Kaspersky Lab specialists have discovered a Trojan used for cyberespionage targeting Android device owners in Russia. It has been dubbed LianSpy. According to Kaspersky Lab, the espionage may have begun in mid-2021, but detecting the malware was difficult because the attackers were actively hiding their tracks. The espionage was not widespread, but targeted, according to a company representative.
Since LianSpy was discovered in the spring of 2024, Kaspersky Lab specialists have identified more than 10 targets. The company representative did not specify who exactly became victims, noting that experts operate with anonymized data based on the company’s service triggering.
“LianSpy disguises itself as system applications and financial services. At the same time, the attackers are not interested in the financial information of the victims. The functionality of the malware includes collecting and transmitting to the attackers a list of contacts from the infected device, as well as call log data, a list of installed applications,” says Dmitry Kalinin, an expert on cybersecurity at Kaspersky Lab.
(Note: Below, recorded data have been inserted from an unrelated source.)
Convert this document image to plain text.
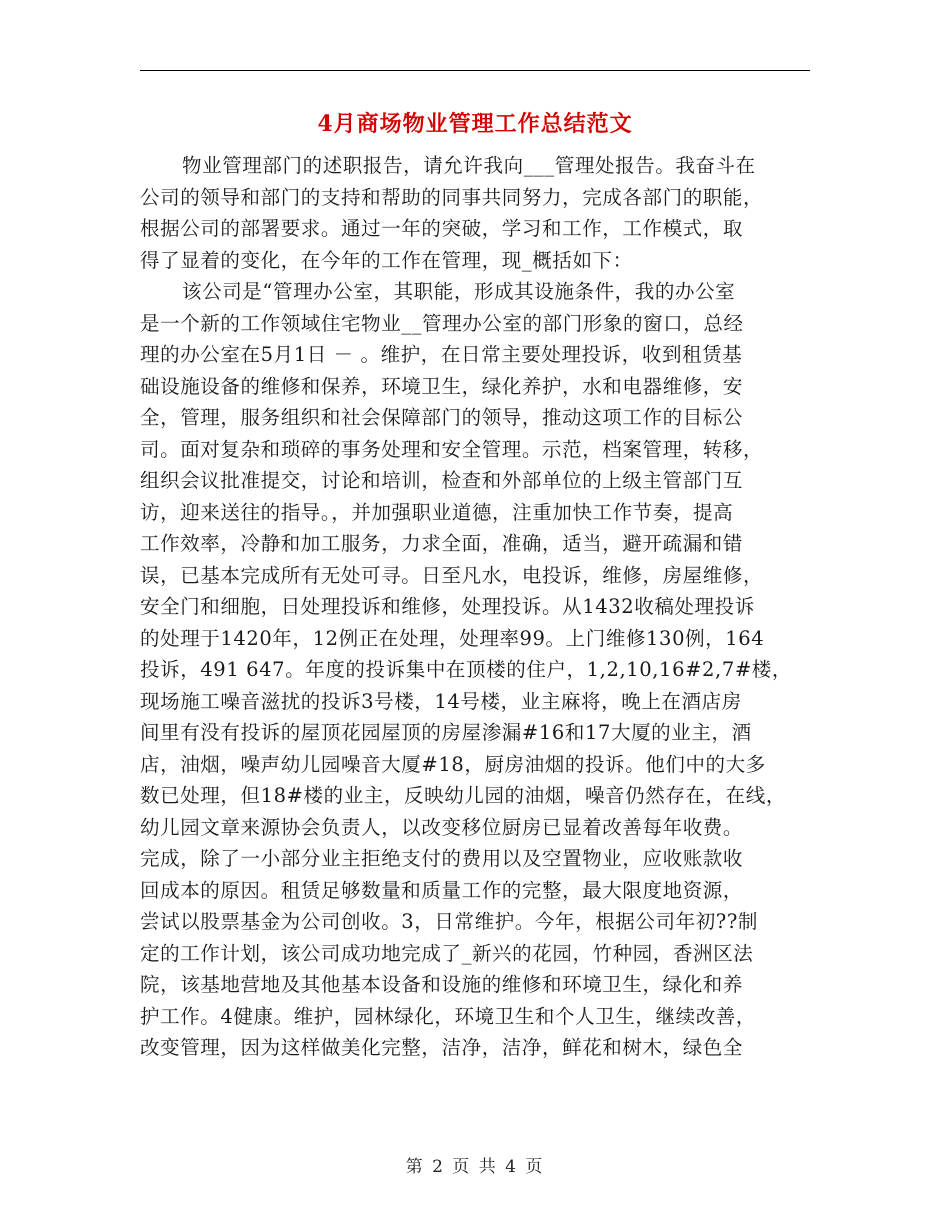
4月商场物业管理工作总结范文
物业管理部门的述职报告，请允许我向___管理处报告。我奋斗在
公司的领导和部门的支持和帮助的同事共同努力，完成各部门的职能，
根据公司的部署要求。通过一年的突破，学习和工作，工作模式，取
得了显着的变化，在今年的工作在管理，现_概括如下：
该公司是“管理办公室，其职能，形成其设施条件，我的办公室
是一个新的工作领域住宅物业__管理办公室的部门形象的窗口，总经
理的办公室在5月1日 － 。维护，在日常主要处理投诉，收到租赁基
础设施设备的维修和保养，环境卫生，绿化养护，水和电器维修，安
全，管理，服务组织和社会保障部门的领导，推动这项工作的目标公
司。面对复杂和琐碎的事务处理和安全管理。示范，档案管理，转移，
组织会议批准提交，讨论和培训，检查和外部单位的上级主管部门互
访，迎来送往的指导。，并加强职业道德，注重加快工作节奏，提高
工作效率，冷静和加工服务，力求全面，准确，适当，避开疏漏和错
误，已基本完成所有无处可寻。日至凡水，电投诉，维修，房屋维修，
安全门和细胞，日处理投诉和维修，处理投诉。从1432收稿处理投诉
的处理于1420年，12例正在处理，处理率99。上门维修130例，164
投诉，491 647。年度的投诉集中在顶楼的住户，1,2,10,16#2,7#楼，
现场施工噪音滋扰的投诉3号楼，14号楼，业主麻将，晚上在酒店房
间里有没有投诉的屋顶花园屋顶的房屋渗漏#16和17大厦的业主，酒
店，油烟，噪声幼儿园噪音大厦#18，厨房油烟的投诉。他们中的大多
数已处理，但18#楼的业主，反映幼儿园的油烟，噪音仍然存在，在线，
幼儿园文章来源协会负责人，以改变移位厨房已显着改善每年收费。
完成，除了一小部分业主拒绝支付的费用以及空置物业，应收账款收
回成本的原因。租赁足够数量和质量工作的完整，最大限度地资源，
尝试以股票基金为公司创收。3，日常维护。今年，根据公司年初??制
定的工作计划，该公司成功地完成了_新兴的花园，竹种园，香洲区法
院，该基地营地及其他基本设备和设施的维修和环境卫生，绿化和养
护工作。4健康。维护，园林绿化，环境卫生和个人卫生，继续改善，
改变管理，因为这样做美化完整，洁净，洁净，鲜花和树木，绿色全
第 2 页 共 4 页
The Trojan is capable of recording the smartphone screen when certain applications are opened, mainly messengers, he continues. In addition, LianSpy can bypass Android notifications that show that the camera or microphone is currently being used on the phone, disabling the icon that appears during screen recording, Kalinin clarifies.
It is unlikely that the Android operating system manufacturer Google itself is behind the spying, since it has many more ways to spy on users than with the help of add-on malware, notes Positive Technologies security consultant Alexey Lukatsky. Regular software developers are also unlikely to do this, he continued. According to Lukatsky, if they do embed malicious functionality, it is usually advertising software or software that steals information about the device itself or the user’s online activity, but not about their correspondence.
The devices could have been infected remotely by exploiting several unidentified vulnerabilities or by gaining physical access to the phone, Kalinin explains. But it is impossible to say for sure which of these two attack vectors was used, since the Lab’s experts only had the malware itself to analyze, he explained.
Activation of the Trojan does not require any actions from the user, the representative of the “Laboratory” specified. When launched, the software “hides” its icon and works in the background, so the user does not know about the problem. At the same time, the activated Trojan gains full control over the device.
The Trojan is distinguished by techniques that are unusual for a mobile spy, Kalinin added: to transmit information from infected devices, the attackers use only public services, which further complicates the process of attributing the campaign to any group of attackers.
In this case, attackers may be interested in obtaining confidential data, sensitive correspondence, personal contacts or other personal information, says Igor Beder, head of the investigation department at T.Hunter and expert on the NTI SafeNet market. Infected devices can also be used as a botnet to carry out hacker or information attacks, distribute malicious software or gain access to personal accounts, he suggests.